CNN State union: British Prime Minister Boris Johnson.
Face the nation: Governor Grečena Wittmere (D-MI); David Malpass, President of the World Bank; Former Chief of Staff to Vice President Mike Penn Mark Short; US Rep. and Pīts Agilars, a member of the committee on 6 January (D-CA).
Fox GOP talk points on Sunday: Senator Lindsay Graham (The Cult-SC); Stacey Abrams.
Ten years ago C&J: June 24, 2012
JEERS to the Situ meeting. Here’s an actual transcript of what happened during Meath Romney’s retreat in Utah. star camera Republican leaders and billionaire SuperPAC’ers who tells them what to do:
Kiss Kiss Kiss Kiss Kiss Kiss Kiss Kiss Kiss Kiss Kiss Kiss Kiss.

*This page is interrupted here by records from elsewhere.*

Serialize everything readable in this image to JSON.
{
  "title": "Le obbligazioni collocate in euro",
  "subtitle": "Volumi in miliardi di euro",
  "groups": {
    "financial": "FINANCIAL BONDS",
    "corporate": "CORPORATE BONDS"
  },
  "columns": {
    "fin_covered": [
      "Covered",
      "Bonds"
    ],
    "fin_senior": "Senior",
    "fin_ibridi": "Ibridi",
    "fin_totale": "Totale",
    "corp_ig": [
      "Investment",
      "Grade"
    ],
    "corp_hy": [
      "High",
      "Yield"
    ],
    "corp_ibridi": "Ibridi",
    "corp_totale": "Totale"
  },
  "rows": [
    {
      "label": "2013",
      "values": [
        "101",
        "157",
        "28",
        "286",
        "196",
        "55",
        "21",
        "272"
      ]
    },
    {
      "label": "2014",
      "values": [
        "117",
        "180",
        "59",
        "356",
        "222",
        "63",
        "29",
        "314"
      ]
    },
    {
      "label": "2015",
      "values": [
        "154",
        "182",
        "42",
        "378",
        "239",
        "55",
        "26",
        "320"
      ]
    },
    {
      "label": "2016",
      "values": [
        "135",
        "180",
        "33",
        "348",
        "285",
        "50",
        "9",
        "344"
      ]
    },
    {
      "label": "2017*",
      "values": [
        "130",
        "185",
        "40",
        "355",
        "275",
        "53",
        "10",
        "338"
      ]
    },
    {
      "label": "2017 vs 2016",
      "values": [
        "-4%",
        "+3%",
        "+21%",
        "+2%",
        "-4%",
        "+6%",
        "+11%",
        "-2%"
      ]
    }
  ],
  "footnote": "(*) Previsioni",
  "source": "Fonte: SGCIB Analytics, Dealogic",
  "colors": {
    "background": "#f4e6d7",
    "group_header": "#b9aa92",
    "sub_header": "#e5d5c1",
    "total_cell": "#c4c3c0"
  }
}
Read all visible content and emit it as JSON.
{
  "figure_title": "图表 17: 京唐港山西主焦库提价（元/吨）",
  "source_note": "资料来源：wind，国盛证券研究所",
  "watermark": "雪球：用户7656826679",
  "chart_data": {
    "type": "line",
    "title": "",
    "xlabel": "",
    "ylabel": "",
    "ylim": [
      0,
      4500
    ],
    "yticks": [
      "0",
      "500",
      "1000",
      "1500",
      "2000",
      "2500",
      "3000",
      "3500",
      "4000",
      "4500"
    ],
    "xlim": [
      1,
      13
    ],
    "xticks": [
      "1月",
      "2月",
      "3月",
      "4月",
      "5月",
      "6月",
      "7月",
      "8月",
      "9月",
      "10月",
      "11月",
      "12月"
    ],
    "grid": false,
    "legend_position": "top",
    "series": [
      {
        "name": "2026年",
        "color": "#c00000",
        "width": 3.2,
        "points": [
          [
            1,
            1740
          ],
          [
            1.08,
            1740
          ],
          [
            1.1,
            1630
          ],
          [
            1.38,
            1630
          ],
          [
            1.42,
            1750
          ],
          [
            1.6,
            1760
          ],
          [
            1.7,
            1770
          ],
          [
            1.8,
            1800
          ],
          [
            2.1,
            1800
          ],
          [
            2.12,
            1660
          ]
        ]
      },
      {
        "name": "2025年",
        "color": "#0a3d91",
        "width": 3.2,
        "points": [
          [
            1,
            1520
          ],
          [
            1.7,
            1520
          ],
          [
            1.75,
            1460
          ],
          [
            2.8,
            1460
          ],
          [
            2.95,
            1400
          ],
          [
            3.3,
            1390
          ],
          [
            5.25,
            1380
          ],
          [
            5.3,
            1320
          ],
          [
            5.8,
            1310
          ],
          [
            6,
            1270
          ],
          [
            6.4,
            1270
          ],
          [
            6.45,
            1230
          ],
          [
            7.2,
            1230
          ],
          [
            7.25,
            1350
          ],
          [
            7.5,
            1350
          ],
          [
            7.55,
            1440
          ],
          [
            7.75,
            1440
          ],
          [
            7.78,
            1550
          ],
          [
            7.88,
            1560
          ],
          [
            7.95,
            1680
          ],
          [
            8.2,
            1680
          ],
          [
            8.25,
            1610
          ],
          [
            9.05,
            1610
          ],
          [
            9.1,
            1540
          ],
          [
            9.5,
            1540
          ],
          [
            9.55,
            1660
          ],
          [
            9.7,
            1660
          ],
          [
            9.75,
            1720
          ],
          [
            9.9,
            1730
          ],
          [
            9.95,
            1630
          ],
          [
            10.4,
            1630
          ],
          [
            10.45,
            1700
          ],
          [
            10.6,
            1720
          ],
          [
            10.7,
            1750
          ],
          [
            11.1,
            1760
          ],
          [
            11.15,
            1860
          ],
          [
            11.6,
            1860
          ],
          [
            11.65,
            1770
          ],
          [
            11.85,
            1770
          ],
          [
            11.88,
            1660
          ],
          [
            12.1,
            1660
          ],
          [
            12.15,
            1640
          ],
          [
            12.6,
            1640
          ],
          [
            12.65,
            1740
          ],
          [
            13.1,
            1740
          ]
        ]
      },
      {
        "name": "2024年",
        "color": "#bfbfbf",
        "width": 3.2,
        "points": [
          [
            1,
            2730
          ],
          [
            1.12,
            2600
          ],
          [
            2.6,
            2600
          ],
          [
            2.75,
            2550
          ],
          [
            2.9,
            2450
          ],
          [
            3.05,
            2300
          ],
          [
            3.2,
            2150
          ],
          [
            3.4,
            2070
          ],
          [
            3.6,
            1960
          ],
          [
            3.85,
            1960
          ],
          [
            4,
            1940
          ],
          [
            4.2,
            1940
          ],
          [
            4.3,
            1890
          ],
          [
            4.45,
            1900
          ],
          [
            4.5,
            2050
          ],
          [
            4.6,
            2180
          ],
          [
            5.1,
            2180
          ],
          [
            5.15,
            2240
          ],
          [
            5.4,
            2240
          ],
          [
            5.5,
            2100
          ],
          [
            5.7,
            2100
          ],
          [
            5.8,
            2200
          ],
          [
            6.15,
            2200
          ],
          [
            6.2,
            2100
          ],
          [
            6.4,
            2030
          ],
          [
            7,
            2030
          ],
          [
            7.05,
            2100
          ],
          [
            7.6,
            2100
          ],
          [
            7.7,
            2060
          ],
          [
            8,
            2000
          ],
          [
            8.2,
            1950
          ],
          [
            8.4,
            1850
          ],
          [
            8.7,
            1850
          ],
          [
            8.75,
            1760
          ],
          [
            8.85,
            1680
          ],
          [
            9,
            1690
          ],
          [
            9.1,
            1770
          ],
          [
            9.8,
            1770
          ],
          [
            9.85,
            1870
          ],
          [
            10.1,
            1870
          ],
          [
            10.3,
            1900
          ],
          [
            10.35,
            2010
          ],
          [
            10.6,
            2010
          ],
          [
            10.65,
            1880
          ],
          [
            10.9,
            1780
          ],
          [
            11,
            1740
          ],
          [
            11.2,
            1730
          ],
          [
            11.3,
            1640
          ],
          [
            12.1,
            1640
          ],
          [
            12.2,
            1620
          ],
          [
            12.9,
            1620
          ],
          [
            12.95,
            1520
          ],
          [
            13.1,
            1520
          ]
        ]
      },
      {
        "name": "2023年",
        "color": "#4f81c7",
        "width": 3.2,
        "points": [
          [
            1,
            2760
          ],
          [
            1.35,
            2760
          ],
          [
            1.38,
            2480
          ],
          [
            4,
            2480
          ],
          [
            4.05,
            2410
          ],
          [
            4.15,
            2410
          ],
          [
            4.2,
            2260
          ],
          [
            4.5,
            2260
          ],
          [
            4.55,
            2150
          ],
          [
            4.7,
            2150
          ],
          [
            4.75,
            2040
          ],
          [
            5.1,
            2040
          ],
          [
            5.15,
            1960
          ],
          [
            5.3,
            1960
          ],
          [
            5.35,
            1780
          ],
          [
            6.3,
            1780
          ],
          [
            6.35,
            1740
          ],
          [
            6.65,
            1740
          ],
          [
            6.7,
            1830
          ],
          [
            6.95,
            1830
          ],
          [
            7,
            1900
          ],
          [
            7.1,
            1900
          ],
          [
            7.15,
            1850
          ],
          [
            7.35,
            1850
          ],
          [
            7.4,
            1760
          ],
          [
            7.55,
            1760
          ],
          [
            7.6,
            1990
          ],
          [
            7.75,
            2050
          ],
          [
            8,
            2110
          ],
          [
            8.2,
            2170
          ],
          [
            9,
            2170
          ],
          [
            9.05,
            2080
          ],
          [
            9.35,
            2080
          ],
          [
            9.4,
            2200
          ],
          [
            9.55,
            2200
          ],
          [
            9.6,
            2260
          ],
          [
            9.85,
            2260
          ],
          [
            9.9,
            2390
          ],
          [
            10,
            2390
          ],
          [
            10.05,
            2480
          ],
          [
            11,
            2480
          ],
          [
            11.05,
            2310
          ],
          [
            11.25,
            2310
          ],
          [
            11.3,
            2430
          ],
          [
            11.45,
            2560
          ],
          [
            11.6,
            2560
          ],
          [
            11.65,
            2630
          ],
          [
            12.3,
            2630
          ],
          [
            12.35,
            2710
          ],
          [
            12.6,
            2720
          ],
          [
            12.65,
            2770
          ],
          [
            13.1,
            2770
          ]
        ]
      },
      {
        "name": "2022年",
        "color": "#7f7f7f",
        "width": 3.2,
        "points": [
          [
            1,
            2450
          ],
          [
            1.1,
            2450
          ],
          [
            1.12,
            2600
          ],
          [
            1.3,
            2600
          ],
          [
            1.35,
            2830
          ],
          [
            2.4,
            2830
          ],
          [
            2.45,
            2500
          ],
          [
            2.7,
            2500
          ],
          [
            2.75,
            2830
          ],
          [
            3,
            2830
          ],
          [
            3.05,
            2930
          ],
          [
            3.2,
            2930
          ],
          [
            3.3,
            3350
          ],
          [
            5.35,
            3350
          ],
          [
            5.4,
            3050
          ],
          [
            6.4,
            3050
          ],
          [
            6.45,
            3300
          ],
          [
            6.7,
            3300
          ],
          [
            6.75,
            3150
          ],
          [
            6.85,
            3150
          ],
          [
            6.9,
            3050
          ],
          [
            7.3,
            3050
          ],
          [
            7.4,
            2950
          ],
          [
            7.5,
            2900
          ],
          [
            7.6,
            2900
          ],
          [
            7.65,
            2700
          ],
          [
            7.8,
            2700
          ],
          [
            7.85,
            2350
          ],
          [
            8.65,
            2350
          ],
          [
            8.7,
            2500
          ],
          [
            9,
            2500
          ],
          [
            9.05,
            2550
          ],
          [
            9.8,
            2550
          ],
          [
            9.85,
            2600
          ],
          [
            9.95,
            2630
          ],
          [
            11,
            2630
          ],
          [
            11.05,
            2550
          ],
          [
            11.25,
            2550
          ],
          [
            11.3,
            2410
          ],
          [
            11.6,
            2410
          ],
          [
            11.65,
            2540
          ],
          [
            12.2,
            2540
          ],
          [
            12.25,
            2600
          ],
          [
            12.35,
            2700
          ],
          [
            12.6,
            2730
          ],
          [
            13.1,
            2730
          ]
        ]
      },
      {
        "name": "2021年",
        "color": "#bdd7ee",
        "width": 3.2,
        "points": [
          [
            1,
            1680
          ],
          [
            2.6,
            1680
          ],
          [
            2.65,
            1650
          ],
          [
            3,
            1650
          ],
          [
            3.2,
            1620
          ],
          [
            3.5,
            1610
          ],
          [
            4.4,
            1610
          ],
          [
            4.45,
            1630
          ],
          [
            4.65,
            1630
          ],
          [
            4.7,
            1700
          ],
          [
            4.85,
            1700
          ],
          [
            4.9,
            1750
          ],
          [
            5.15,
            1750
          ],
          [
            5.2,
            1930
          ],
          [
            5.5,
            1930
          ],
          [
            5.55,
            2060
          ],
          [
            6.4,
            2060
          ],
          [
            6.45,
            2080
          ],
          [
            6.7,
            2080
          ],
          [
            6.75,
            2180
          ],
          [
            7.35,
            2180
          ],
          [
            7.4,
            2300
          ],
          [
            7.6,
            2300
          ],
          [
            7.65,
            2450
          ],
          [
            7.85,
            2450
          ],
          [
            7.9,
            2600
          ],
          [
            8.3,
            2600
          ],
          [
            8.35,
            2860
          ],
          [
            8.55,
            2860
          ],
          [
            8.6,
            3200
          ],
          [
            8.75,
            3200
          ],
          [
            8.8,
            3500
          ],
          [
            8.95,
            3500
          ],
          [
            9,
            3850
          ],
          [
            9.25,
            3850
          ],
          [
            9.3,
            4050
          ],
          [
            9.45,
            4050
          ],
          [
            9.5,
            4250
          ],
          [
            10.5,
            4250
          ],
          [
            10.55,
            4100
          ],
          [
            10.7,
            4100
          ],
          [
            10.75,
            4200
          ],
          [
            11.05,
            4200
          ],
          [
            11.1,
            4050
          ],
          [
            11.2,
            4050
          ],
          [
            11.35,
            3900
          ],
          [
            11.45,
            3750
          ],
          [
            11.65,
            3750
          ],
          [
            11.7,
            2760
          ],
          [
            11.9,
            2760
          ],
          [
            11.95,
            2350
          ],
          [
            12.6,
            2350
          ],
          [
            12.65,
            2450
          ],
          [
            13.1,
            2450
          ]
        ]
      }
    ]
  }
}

And in other news, Mith Romney rents a cargo plane for personal use when swollen lips prevent him from boarding his private plane. Movie at 11 a.m.
And only one more…
IN FRONT sing in church. While Congress and the president plan to pass the first arms control laws in the last three decades, we note that seven years ago this week, glorifying the recently murdered Clementa Pinckney at Charleston, South Carolinas Emanuels AME Church, President Barack Obama stopped for the longest time. You could hear the needle falling, it became so quiet. Was he too scared to continue? Had he lost his place in his sermon? After so many other audiences, did he lack everything to give after the massacre?
Not really. He was just about to give an emotional grand final from his soul, which would once again show why he will always be in the top ranks of all presidents. Watch the face behind him light up…
His immediate successor, who never tried to learn the words of the national anthem or God bless America, not to mention that Amazing Grace, every attempt went wrong – I can count the number of times on one hand, and I still have a few fingers left to comfort families who have lost loved ones as a result of violence. (Up to and including punching his autograph on the huge photographs of the dead victims.) I mean, if you want to show that you have a heart, you have to… know…is the heart.
Have a weekend. The floor is open … What are you cheering for and making fun of today?